С XV в. являются попытки собрать в одно целое исторический материал, разбросанный в этих местных летописях. Так как эти попытки совершались в эпоху Московского государства и часто официальными средствами правительства, то они слывут под именем Московских сводов или Московских летописей, тем более, что дают обильный материал именно для Московской истории. Из этих попыток более ранняя – Софийский Временник (две редакции), который соединяет известия Новгородских летописей с известиями Киевской, Суздальской и других местных летописей, дополняя этот материал отдельными сказаниями исторического характера. Софийский временник относится к XV в. и представляет собою чисто внешнее соединение нескольких летописей, соединение под определенным годом всех относящихся к последнему данных безо всякой их переработки. Такой же характер простого соединения материала из всех доступных составителю летописей имеет Воскресенская летопись, возникшая в начале XVI в. Воскресенский свод сохранил до нас в чистом виде массу ценных известий по истории удельной и московской эпох, почему и может быть назван самым богатым и надежным источником для изучения XIV-XV вв. Иной характер имеют Степенная книга (составленная лицами, близкими к митрополиту Макарию, XVI в.) и Никоновская летопись с Новым Летописцем (XVI-XVII вв.). Пользуясь тем же материалом, как и прежде названные своды, эти памятники дают нам этот материал в переработанном виде, с риторикой в языке, с известными тенденциями в освещении фактов. Это первые попытки обработки исторического материала, вводящие нас уже в историографию. Позднейшее русское летописание пошло в Московском государстве двумя путями. С одной стороны, оно стало официальным делом, – при дворе московском записывались погодно дворцовые и политические события (летописи времени Грозного, напр.: Александро-Невская, Царственная книга и вообще последние части Московских сводов, – Никоновского, Воскресенского, Львовского), а с течением времени и самый тип летописей стал изменяться, они стали заменяться так называемыми разрядными книгами. С другой стороны, в разных местностях Руси стали являться летописи строго местного, областного, даже городского характера, в большинстве лишенные значения для политической истории (таковы Нижегородская, Двинская, Угличская и др.; таковы до некоторой степени и Сибирские).

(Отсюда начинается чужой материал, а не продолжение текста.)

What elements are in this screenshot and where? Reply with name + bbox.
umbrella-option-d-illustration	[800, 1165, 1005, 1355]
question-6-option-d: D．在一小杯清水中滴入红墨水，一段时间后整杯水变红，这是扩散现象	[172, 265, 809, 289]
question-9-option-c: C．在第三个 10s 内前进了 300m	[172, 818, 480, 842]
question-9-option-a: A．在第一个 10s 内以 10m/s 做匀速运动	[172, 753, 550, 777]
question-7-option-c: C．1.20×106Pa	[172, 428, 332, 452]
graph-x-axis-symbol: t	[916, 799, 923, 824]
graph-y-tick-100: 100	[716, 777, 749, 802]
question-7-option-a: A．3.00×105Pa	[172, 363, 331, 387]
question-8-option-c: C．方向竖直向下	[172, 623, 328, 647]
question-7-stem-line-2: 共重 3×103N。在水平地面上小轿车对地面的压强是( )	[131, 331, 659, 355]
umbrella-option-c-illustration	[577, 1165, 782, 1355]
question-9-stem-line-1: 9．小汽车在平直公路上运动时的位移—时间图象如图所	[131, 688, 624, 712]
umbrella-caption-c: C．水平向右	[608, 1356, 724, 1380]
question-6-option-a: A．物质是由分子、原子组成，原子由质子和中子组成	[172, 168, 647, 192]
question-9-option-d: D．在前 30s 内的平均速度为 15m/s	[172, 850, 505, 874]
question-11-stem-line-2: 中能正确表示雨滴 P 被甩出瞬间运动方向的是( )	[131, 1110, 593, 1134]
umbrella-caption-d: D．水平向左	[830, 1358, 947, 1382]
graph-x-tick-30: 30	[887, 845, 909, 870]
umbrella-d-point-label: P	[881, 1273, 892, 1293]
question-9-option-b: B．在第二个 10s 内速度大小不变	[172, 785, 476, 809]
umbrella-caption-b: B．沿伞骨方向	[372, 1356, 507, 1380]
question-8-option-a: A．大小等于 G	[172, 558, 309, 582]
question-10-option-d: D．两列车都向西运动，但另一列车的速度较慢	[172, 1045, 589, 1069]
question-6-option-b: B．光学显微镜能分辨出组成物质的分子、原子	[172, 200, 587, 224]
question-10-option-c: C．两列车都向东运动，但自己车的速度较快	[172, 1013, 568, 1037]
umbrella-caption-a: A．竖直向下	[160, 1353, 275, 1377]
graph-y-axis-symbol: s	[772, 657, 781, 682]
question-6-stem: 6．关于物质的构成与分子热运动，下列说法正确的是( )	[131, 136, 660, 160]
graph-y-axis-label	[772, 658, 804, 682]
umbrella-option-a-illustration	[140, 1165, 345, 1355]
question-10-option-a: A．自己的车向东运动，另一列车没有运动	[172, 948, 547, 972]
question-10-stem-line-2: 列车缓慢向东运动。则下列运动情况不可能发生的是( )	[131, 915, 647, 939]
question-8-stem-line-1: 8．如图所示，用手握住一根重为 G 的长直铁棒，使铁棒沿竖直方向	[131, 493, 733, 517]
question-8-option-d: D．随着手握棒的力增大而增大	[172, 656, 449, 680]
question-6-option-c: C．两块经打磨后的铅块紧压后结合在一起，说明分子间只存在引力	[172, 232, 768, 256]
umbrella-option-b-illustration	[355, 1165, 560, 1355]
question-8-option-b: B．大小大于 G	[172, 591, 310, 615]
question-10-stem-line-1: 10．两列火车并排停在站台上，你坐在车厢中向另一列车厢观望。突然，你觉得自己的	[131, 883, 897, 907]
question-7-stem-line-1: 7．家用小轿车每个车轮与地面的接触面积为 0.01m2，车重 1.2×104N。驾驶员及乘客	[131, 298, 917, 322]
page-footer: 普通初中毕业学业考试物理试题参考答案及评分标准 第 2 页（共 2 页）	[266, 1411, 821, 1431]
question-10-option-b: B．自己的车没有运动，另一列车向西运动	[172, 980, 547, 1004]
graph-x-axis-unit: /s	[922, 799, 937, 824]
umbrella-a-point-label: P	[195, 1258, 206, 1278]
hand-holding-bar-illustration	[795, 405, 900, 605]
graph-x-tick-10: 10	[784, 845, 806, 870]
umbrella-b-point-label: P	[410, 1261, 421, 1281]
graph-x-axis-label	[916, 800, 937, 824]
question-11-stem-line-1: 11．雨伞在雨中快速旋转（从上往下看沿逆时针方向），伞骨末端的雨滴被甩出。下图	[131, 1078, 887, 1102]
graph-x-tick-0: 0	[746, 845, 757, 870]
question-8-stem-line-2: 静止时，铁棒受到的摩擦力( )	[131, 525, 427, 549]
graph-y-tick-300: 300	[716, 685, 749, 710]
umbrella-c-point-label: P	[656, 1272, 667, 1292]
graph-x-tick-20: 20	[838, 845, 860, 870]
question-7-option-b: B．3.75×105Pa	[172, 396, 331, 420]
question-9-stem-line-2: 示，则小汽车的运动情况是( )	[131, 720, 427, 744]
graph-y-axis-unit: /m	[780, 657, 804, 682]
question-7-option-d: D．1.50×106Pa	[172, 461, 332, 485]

С XVI в., рядом с летописями, возникает новый вид исторических произведений: это – Хронографы или обзоры истории всемирной (точнее, библейской, византийской, славянской и русской). Первая редакция хронографа была составлена в 1512 г., преимущественно на основании греческих источников с дополнительными сведениями по русской истории. Она принадлежала псковскому «старцу Филофею». В 1616-1617 гг. был составлен хронограф 2-й редакции. Это произведение интересно в том отношении, что более древние события изображает на основании первой редакции хронографа, а русские – начиная с XVI, XVII вв. – описывает заново, самостоятельно. Автор его несомненно обладает литературным талантом и, кто хочет ознакомиться с древнерусской риторикой в ее удачных образцах, должен прочитать статьи по русской истории в этом хронографе. В XVII в. московское общество начинает проявлять особенную склонность к хронографам, которые растут в большом количестве. Погодин в свою библиотеку собрал их до 50 экземпляров; нет сколько-нибудь крупного собрания рукописей, где бы их не считали десятками. Распространенность хронографов легко объяснить: краткие по системе изложения, написанные литературным языком, они давали русским людям те же сведения, что и летописи, но в более удобном виде.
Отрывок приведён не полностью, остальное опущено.